In this session, Mohsin Zaidi addresses the stigma around mental health within ethnic minority communities. He draws a parallel between this and a cultural stigma around discussing mental well-being in the workplace. Through very personal and, at times, harrowing tales, Mohsin articulates the case for honesty in personal identity within yourself but also at work and amongst colleagues.
The single most pressing issue of diversity facing society and businesses is the one to which we give the least attention. While measures of equity on race, gender, and sexuality move in the right direction, the gap between rich and poor continues to widen. Through personal experience of growing up in a council house and going to a school ridden with gang violence (a school from which he became the person to go to Oxford University), Mohsin Zaidi addresses the issue of class bias and discusses what we can do about it.
None of us are just one thing, and Mohsin Zaidi is the personification of an intersectional life. On race, Mohsin has the facts and figures to back up the experiences of ethnic minorities we so often hear about in the news. On class, he speaks candidly about the difference between the world he came from and the world he now lives in. On sexuality, he describes the struggle to accept yourself in the face of cultural stigma.

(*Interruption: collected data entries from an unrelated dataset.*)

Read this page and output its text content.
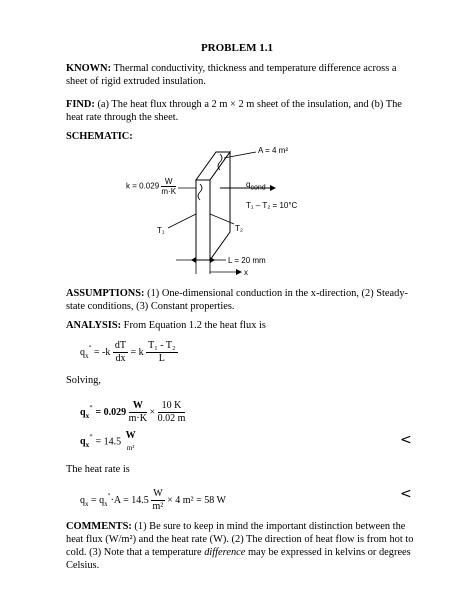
PROBLEM 1.1
KNOWN: Thermal conductivity, thickness and temperature difference across a sheet of rigid extruded insulation.
FIND: (a) The heat flux through a 2 m × 2 m sheet of the insulation, and (b) The heat rate through the sheet.
SCHEMATIC:
A = 4 m²
$k = 0.029 \frac{W}{m\cdot K}$	$q_{cond}$
T₁ – T₂ = 10°C
T₁	T₂
L = 20 mm
x
ASSUMPTIONS: (1) One-dimensional conduction in the x-direction, (2) Steady-state conditions, (3) Constant properties.
ANALYSIS: From Equation 1.2 the heat flux is
$q_x'' = -k \frac{dT}{dx} = k \frac{\text{T₁ - T₂}}{L}$
Solving,
$q_x'' = 0.029 \frac{W}{m\cdot K} \times \frac{10 K}{0.02 m}$
$q_x'' = 14.5$
W
m²	<
The heat rate is
$q_x = q_x''\cdot A = 14.5 \frac{W}{\text{m²}} \times 4$ m² = 58 W	<
COMMENTS: (1) Be sure to keep in mind the important distinction between the heat flux (W/m²) and the heat rate (W). (2) The direction of heat flow is from hot to cold. (3) Note that a temperature difference may be expressed in kelvins or degrees Celsius.
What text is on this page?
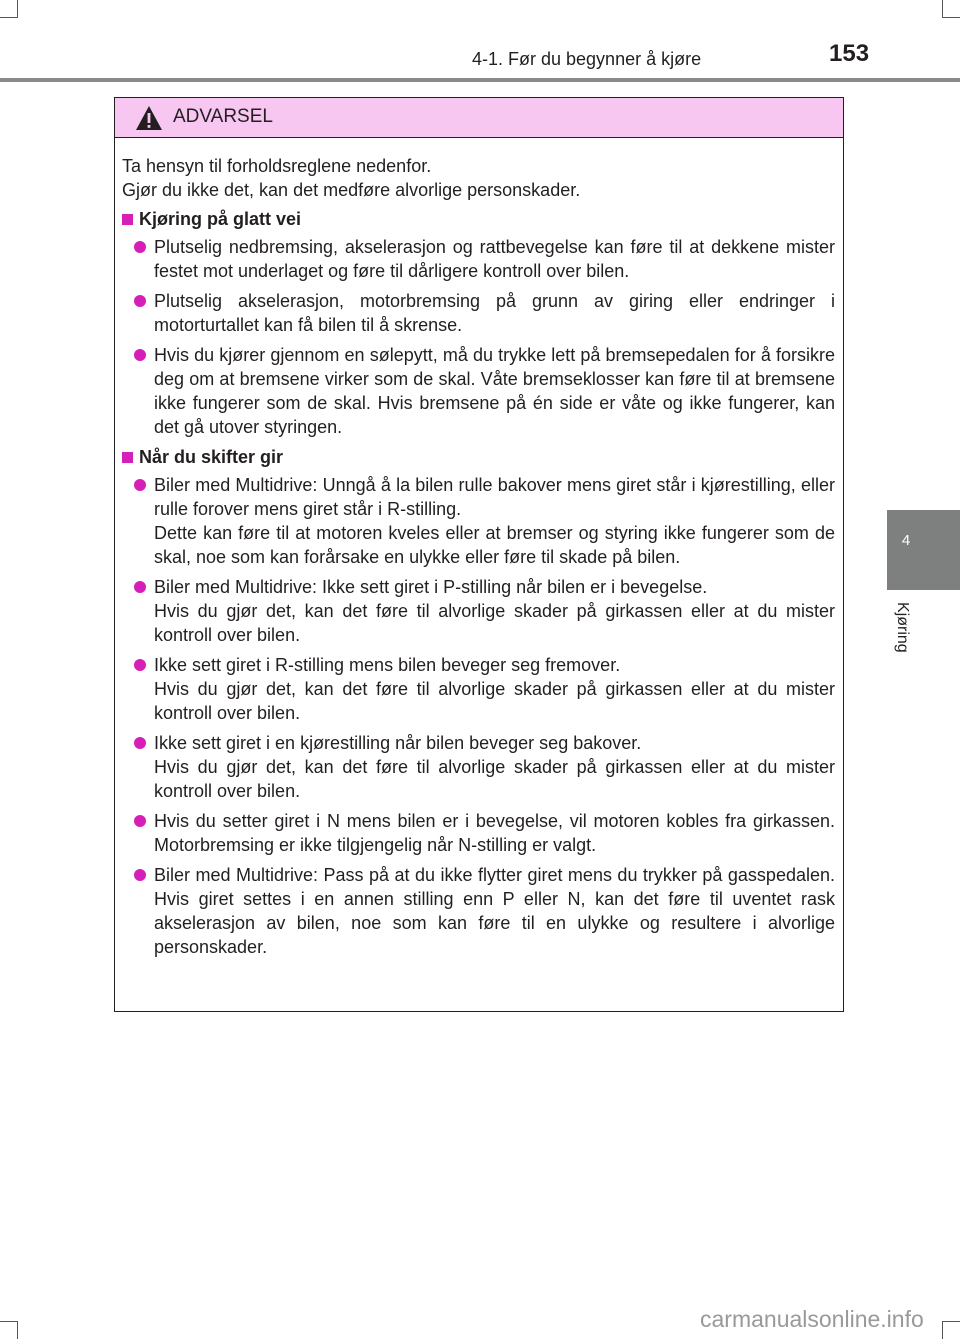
4-1. Før du begynner å kjøre	153
4
Kjøring
ADVARSEL

Ta hensyn til forholdsreglene nedenfor.
Gjør du ikke det, kan det medføre alvorlige personskader.

Kjøring på glatt vei
Plutselig nedbremsing, akselerasjon og rattbevegelse kan føre til at dekkene mister festet mot underlaget og føre til dårligere kontroll over bilen.
Plutselig akselerasjon, motorbremsing på grunn av giring eller endringer i motorturtallet kan få bilen til å skrense.
Hvis du kjører gjennom en sølepytt, må du trykke lett på bremsepedalen for å forsikre deg om at bremsene virker som de skal. Våte bremseklosser kan føre til at bremsene ikke fungerer som de skal. Hvis bremsene på én side er våte og ikke fungerer, kan det gå utover styringen.
Når du skifter gir
Biler med Multidrive: Unngå å la bilen rulle bakover mens giret står i kjørestilling, eller rulle forover mens giret står i R-stilling.
Dette kan føre til at motoren kveles eller at bremser og styring ikke fungerer som de skal, noe som kan forårsake en ulykke eller føre til skade på bilen.
Biler med Multidrive: Ikke sett giret i P-stilling når bilen er i bevegelse.
Hvis du gjør det, kan det føre til alvorlige skader på girkassen eller at du mister kontroll over bilen.
Ikke sett giret i R-stilling mens bilen beveger seg fremover.
Hvis du gjør det, kan det føre til alvorlige skader på girkassen eller at du mister kontroll over bilen.
Ikke sett giret i en kjørestilling når bilen beveger seg bakover.
Hvis du gjør det, kan det føre til alvorlige skader på girkassen eller at du mister kontroll over bilen.
Hvis du setter giret i N mens bilen er i bevegelse, vil motoren kobles fra girkassen. Motorbremsing er ikke tilgjengelig når N-stilling er valgt.
Biler med Multidrive: Pass på at du ikke flytter giret mens du trykker på gasspedalen. Hvis giret settes i en annen stilling enn P eller N, kan det føre til uventet rask akselerasjon av bilen, noe som kan føre til en ulykke og resultere i alvorlige personskader.
carmanualsonline.info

But the strength in his experience lies in the intersectional tale it tells.
Through eye opening stories in a professional and personal context, Mohsin Zaidi explains how diverse representation in key roles doesn’t just demonstrate a commitment to being an inclusive organisation but adds value to it.
In this Q&A around the critically acclaimed memoir ‘A Dutiful Boy’, Mohsin Zaidi draws on all the strands he writes and speaks on.